Although I didn’t find to what refers the first call, we can safely assume this is some internal thing generated by JIT, so it’s not going to be interesting for us. The more curious instruction is our blsr which has been inlined by JIT, so the program won’t have any overhead related to stack operations.

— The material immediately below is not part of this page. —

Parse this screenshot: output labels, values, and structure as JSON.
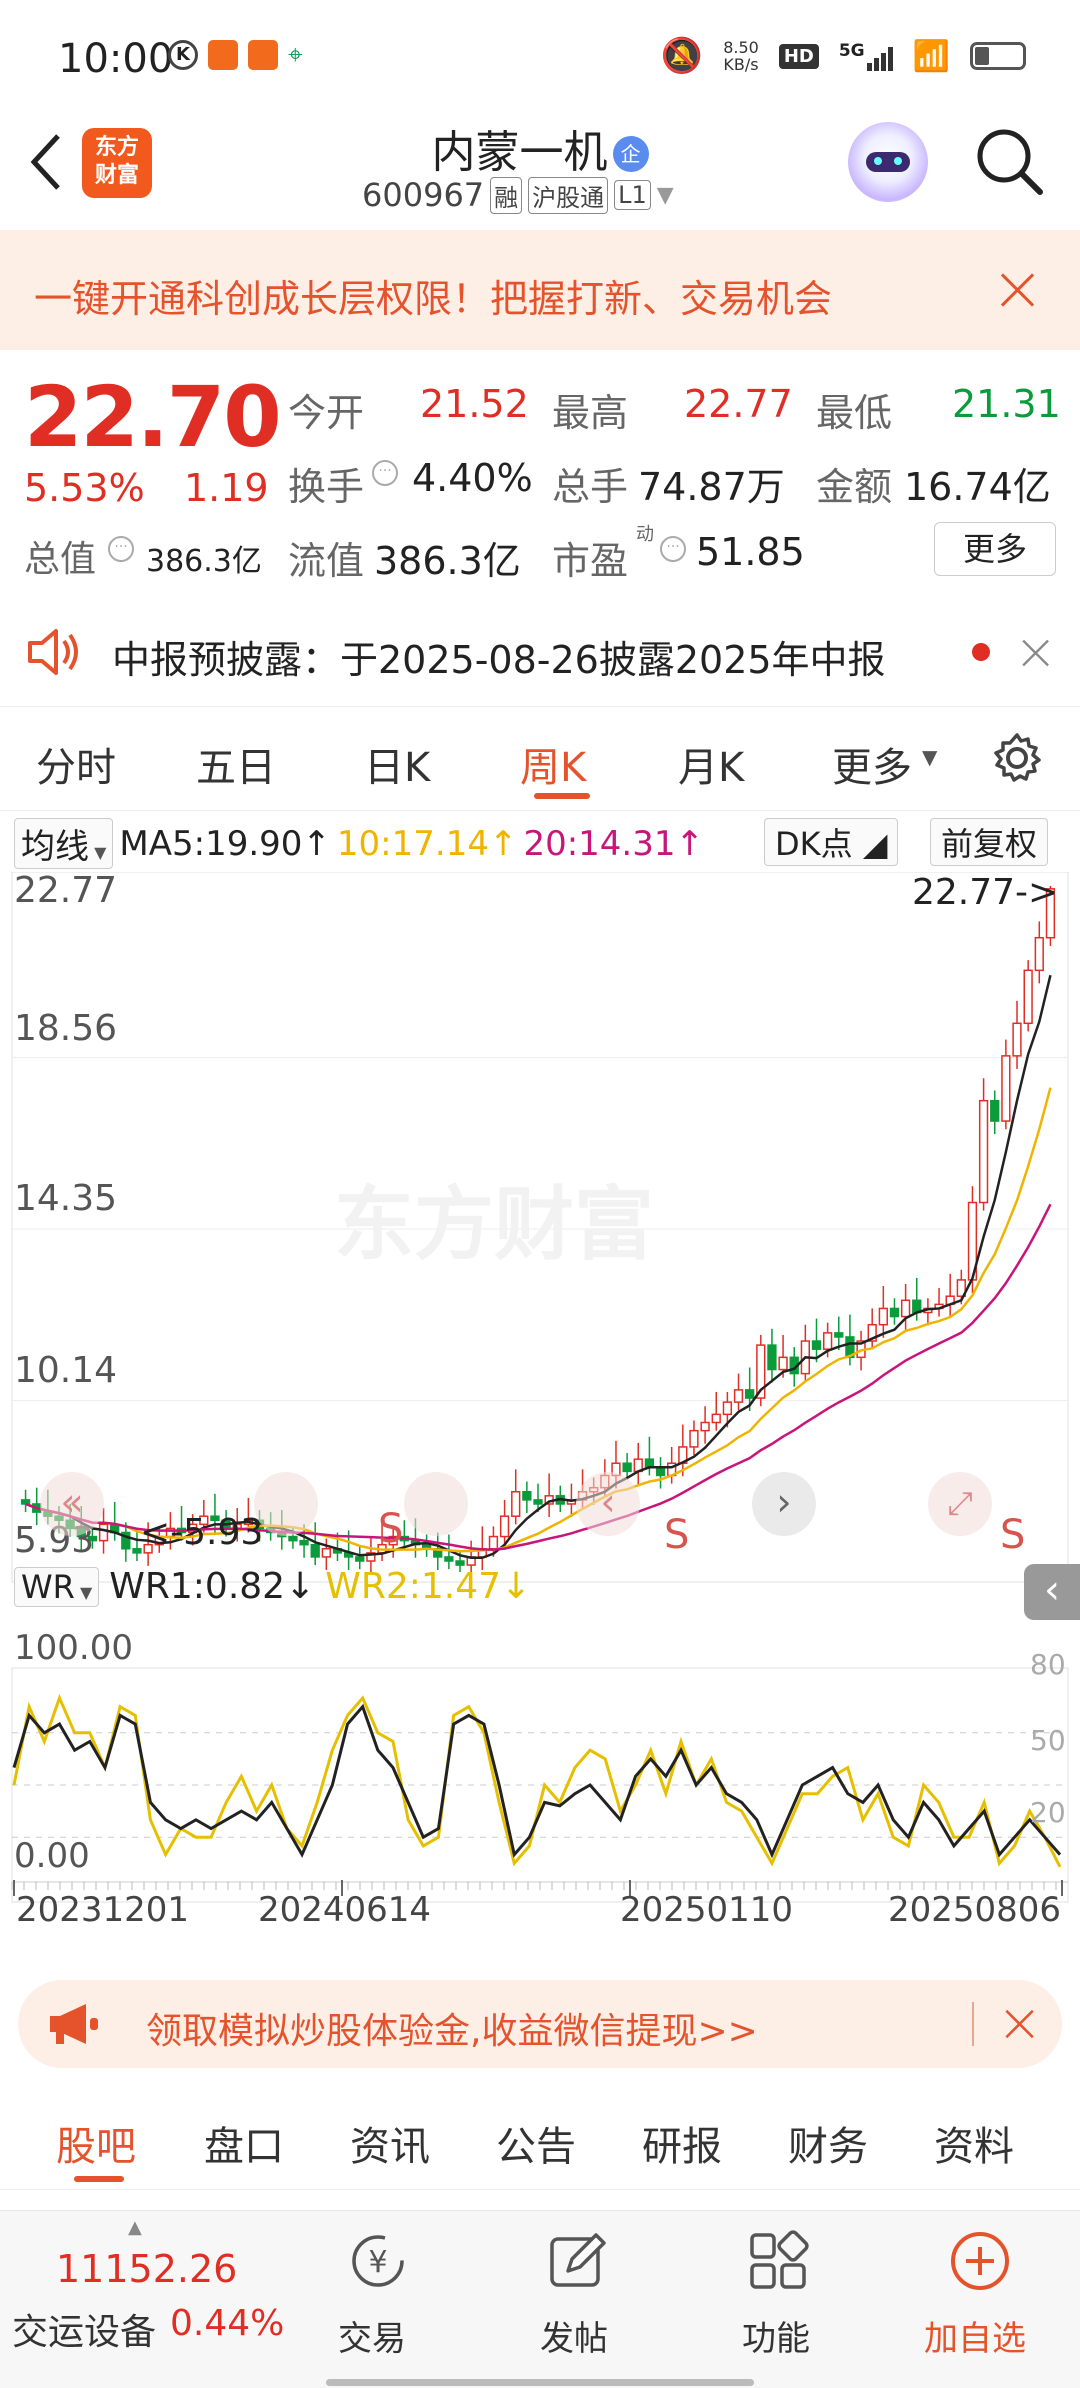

Now let’s assume that our program can potentially work on processors that don’t support BMI1 set, to which blsr belongs. The software emulation of this operation is equal to x & (x - 1), so let’s try to do a simple condition.

 1
 2
 3
 4
 5
 6
 7
 8
 9
10
11
12
13
14
15
16
17
18
19
20
21
22
23
namespace PopLsbTest
{
    class Program
    {
        static ulong x;
        static void Main()
        {
            x = PopLsb2(100);
        }
        
        static ulong PopLsb2(ulong value)
        {
            if (System.Runtime.Intrinsics.X86.Bmi1.IsSupported)
            {
                return System.Runtime.Intrinsics.X86.Bmi1.X64.ResetLowestSetBit(value);
            }
            else
            {
                return value & (value - 1);
            }
        }
    }
}

The important thing about which we have to know: JIT actually can detect if the processor supports the instruction set specified by IsSpecified property and deletes the whole condition leaving the correct code. In the case of my CPU, the program will always execute ResetLowestSetBit without checking every time if the instruction set is available (because that would be pointless, we don’t assume that processor will change during work). So what about inlining of this thing? In theory, it should behave the same as in the first example, because the body of this method will be the same (simple blsr call). Is it though?

 1
 2
 3
 4
 5
 6
 7
 8
 9
10
11
12
13
14
15
16
17
18
19
20
21
22
; Core CLR v5.0.220.61120 on amd64

PopLsbTest.Program..ctor()
    L0000: ret

PopLsbTest.Program.Main()
    L0000: push rsi
    L0001: sub rsp, 0x20
    L0005: mov rcx, 0x7ff91c51cb60
    L000f: xor edx, edx
    L0011: call 0x00007ff9731fa420
    L0016: mov rsi, rax
    L0019: mov ecx, 0x64
    L001e: call PopLsbTest.Program.PopLsb2(UInt64)
    L0023: mov [rsi+8], rax
    L0027: add rsp, 0x20
    L002b: pop rsi
    L002c: ret

PopLsbTest.Program.PopLsb2(UInt64)
    L0000: blsr rax, rcx
    L0005: ret

And here we have a problem: JIT simplified PopLsb2 method correctly, but for some reason, it’s not inlined, so we see call in the Main. I was quite concerned when I discovered it some time ago because it meant that my chess engine was doing millions of pointless calls per second instead of executing the specified assembly instruction directly. Fortunately, this can be easily fixed by forcing inlining by adding [MethodImpl(MethodImplOptions.AggressiveInlining)] attribute and that’s what I did in my engine - it gave a few percents of nice performance improvement, so a big win.

Explanation

Intrigued by this bug, I made an issue (Weird inlining of methods optimized by JIT), to see what more experienced developers related to .NET development can say about it. They wrote excellent replies with detailed descriptions about JIT internals and linked to even more posts about it (AggressiveInlining not respected when Method grow too large and JIT: allow some aggressive inlines to go over budget), so I’m grateful. I don’t feel rephrasing them here would add anything new, so I suggest reading these topics to get a better understanding of what happened.

Summary

I found this issue using an excellent tool https://sharplab.io/, which can display assembly code generated by JIT (with all optimizations) - I can recommend this if you’re micro optimizing your application. As we can read in the replies made in the issue, .NET has still a few areas which hopefully will be improved in the future and produce an even faster assembly.